Delta invested more than $6 million into this renovation of its corporate museum which was previously called the Delta Air Transport Heritage Museum and is housed in historic hangars at the company’s Atlanta headquarters. The goal of Delta’s renovation is to bring in new people and increase the private events held each year at the facility.

“We want to open up the museum to more people,” said Tad Hutcheson, Delta’s vice president of community affairs and chairman of the museum’s board of directors. “Right now, the majority of visitors to the museum are connected to Delta in one way or another […] It should be a huge wow factor for the museum.” 

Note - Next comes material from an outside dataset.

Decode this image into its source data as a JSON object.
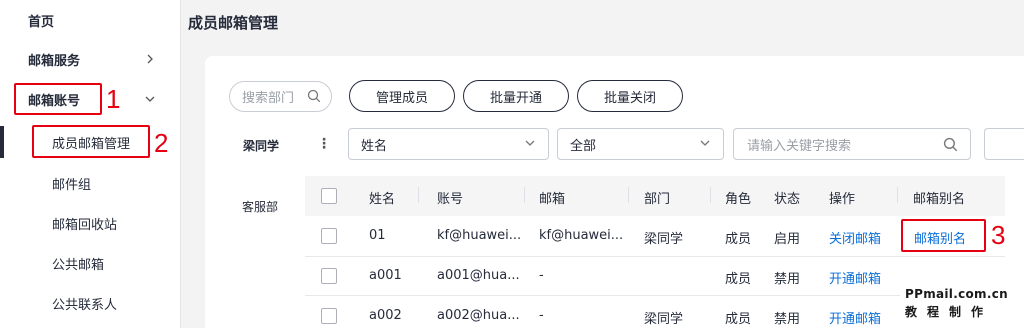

The renovation was designed to boost the number of visitors from 34,000 to 50,000 and to double the previous 147 charitable benefits and corporate gatherings per year. Obviously, planes are the center of attention including one of Delta’s first passenger aircraft from 1931 and a fully restored Douglas DC-3 from the 1940s. There’s also a Boeing 767 jumbo jet called “The Spirit of Delta” that Delta employees bought in the 1980s for $30 million and donated to the company. Another addition is a Boeing 737-200 flight simulator that, for an additional charge, allows visitors to train just like Delta pilots. Perkins+Will Inc. designed the new gift shop. The general contractor was Atlanta-based Hannan Construction LLC. Todd Dolson at Stevens & Wilkinson was the lead architect and he called Max Wave Media to make sure the project got off the ground quickly. Todd requested one of Max Wave Media’s 3D Virtual Tours for this project as a vehicle to quickly convey their design to the client and raise money through a corporate sponsorship campaign. This project was quite a challenge due to the schematic nature of the exhibit designs. Working from only conceptual sketches, Max Wave’s modeling team had to create each exhibit from scratch. This included a photo-realistic model of each plane and the flight simulator to match the specs provided by Delta. Throughout the process of creating and animating the model, Todd Dolson presented Max Wave Media’s images to the client to get constant feedback on design issues such as material and color choices, scale of exhibits, and pedestrian flow through each space. Max Wave Media’s work evolved into an invaluable design tool on the project. The last step in the process was the most crucial and involved animating the model with the ideal cameras, lighting, text and music. The final product is a dynamic and engaging video that was used to quickly convey design intent and convinced large corporate sponsors to sign on the dotted line.